I have studied the code interpretation made by the ICC officials and it appears that they did not research the issue but acted upon the myth of bathtub overflows. They believed that someone at some point in the past had done all the engineering and code work. This is a good example of the power of myth influencing those in positions of power and regulatory responsibility in such a way that it maintains and strengthens the myth.

This is a quote from an email I received from a member of the committee that rendered the decision (after I sent him information similar to what is posted here, although more extensive):

"Subject: RE: ICC Bathtub Overflow Requirement

Thanks for the info. It is quite thought provoking. I hope you will be attending the hearings in Baltimore next month to present your views to the IRC-PM committee.
To quote from Mark Twain:
It ain’t what you don’t know that gets you into trouble. It’s what you know for sure that just ain’t so.
PS: I was a member of the ‘anonymous committee’ that rendered that interpretation."

Ward Gilbert
http://www.gilbertplumbing.com

Hope this helps.

Tim

Nice job Tim!

I’m assuming that the tub leaked at the overflow, not from an overflow.

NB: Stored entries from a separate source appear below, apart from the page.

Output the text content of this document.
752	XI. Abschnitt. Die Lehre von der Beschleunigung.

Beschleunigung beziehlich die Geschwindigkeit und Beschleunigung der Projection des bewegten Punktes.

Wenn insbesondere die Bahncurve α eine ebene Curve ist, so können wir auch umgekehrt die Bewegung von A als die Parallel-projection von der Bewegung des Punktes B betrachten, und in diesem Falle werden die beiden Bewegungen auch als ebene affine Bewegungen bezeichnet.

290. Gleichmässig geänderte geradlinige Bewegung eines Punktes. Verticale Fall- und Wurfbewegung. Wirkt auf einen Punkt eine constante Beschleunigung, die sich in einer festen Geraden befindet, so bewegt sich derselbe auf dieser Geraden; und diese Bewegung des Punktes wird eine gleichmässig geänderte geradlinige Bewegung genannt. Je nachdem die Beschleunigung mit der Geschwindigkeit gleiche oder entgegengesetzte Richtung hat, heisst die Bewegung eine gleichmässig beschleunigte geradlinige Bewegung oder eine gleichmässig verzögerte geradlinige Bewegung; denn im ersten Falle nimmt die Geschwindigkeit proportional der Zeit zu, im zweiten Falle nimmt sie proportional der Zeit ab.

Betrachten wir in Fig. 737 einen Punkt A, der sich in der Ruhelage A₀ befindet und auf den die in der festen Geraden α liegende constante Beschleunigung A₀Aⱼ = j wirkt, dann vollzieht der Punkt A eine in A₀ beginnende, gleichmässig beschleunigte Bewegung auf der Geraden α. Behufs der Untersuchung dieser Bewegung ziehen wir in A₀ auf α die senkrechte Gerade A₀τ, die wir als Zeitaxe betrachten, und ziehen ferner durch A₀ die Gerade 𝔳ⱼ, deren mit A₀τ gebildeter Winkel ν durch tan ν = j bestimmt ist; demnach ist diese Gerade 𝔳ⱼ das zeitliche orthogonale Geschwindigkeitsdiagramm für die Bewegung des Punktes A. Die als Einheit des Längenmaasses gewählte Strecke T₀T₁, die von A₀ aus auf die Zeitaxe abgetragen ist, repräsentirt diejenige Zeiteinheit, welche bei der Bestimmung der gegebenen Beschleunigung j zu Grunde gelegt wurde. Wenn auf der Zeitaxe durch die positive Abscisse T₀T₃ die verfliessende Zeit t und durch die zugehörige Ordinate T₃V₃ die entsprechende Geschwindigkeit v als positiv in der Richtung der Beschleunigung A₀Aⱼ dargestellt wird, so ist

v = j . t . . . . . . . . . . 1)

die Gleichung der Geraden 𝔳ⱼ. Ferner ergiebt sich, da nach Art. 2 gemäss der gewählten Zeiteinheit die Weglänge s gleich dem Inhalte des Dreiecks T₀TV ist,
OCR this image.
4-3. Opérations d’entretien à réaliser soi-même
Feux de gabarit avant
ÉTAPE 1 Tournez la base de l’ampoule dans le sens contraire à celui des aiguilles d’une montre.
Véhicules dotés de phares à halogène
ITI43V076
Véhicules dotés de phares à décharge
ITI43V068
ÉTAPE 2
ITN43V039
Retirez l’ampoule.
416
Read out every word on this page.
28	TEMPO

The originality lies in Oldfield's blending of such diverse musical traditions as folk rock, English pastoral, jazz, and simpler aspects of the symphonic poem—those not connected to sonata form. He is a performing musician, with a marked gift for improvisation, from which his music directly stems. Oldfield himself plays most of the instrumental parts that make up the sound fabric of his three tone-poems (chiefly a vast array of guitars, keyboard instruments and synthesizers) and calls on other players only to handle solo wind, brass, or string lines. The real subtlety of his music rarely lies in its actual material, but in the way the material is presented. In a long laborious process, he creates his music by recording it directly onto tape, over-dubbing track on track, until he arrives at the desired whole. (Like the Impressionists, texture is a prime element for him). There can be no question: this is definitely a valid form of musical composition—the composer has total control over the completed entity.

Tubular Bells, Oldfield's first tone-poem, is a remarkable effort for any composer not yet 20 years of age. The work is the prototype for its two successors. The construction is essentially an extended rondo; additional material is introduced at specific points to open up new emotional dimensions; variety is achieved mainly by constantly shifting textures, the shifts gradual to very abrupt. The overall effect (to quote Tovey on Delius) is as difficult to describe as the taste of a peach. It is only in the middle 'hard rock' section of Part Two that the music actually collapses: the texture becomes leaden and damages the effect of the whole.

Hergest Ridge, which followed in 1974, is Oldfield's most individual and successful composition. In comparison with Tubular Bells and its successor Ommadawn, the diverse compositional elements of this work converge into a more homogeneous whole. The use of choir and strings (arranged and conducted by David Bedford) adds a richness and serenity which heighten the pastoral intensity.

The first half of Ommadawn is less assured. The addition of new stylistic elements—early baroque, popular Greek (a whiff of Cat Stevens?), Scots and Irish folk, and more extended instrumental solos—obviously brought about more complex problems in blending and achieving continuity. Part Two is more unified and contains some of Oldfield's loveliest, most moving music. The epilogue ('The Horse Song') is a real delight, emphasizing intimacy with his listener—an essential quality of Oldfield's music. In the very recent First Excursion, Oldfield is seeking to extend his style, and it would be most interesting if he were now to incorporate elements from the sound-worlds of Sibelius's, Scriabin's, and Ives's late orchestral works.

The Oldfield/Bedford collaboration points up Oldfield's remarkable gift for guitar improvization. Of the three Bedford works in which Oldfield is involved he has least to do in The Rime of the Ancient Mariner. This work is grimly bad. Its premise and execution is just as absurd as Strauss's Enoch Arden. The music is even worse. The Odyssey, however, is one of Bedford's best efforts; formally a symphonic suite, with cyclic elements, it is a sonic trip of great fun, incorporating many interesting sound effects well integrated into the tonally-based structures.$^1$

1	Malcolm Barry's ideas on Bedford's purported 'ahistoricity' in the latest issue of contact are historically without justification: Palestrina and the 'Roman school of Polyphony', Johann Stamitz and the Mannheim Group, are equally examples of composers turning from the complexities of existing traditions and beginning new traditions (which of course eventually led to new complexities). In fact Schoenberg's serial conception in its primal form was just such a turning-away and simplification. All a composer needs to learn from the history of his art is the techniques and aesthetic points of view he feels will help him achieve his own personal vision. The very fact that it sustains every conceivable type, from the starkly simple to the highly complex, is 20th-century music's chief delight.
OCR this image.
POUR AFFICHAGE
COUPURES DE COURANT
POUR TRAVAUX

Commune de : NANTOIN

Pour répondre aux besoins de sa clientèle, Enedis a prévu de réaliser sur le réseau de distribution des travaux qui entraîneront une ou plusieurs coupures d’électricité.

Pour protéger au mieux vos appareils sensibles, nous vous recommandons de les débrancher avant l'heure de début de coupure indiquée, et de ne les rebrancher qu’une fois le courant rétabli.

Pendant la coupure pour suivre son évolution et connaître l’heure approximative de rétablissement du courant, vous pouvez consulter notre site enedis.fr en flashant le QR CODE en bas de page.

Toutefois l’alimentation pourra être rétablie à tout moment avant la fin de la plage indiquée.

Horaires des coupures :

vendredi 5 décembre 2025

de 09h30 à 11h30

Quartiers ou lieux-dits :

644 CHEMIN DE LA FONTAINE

Inspectors often do not fill tubs to the overflow for this very reason. Suppose they had, and the overflow tube leaked (as I assume is the case in your situation)? They could be held liable for the damage. At the very least, the seller and the seller’s agent would be very angry with them.

Do you feel it is realistic to expect an inspector to test something if its failure could result in damage to the property? How would you feel if you were the property owner and they had done so?

The plumber who installed the tub messed up. Happens all too often. I warn my clients about this, but that’s about all I can do.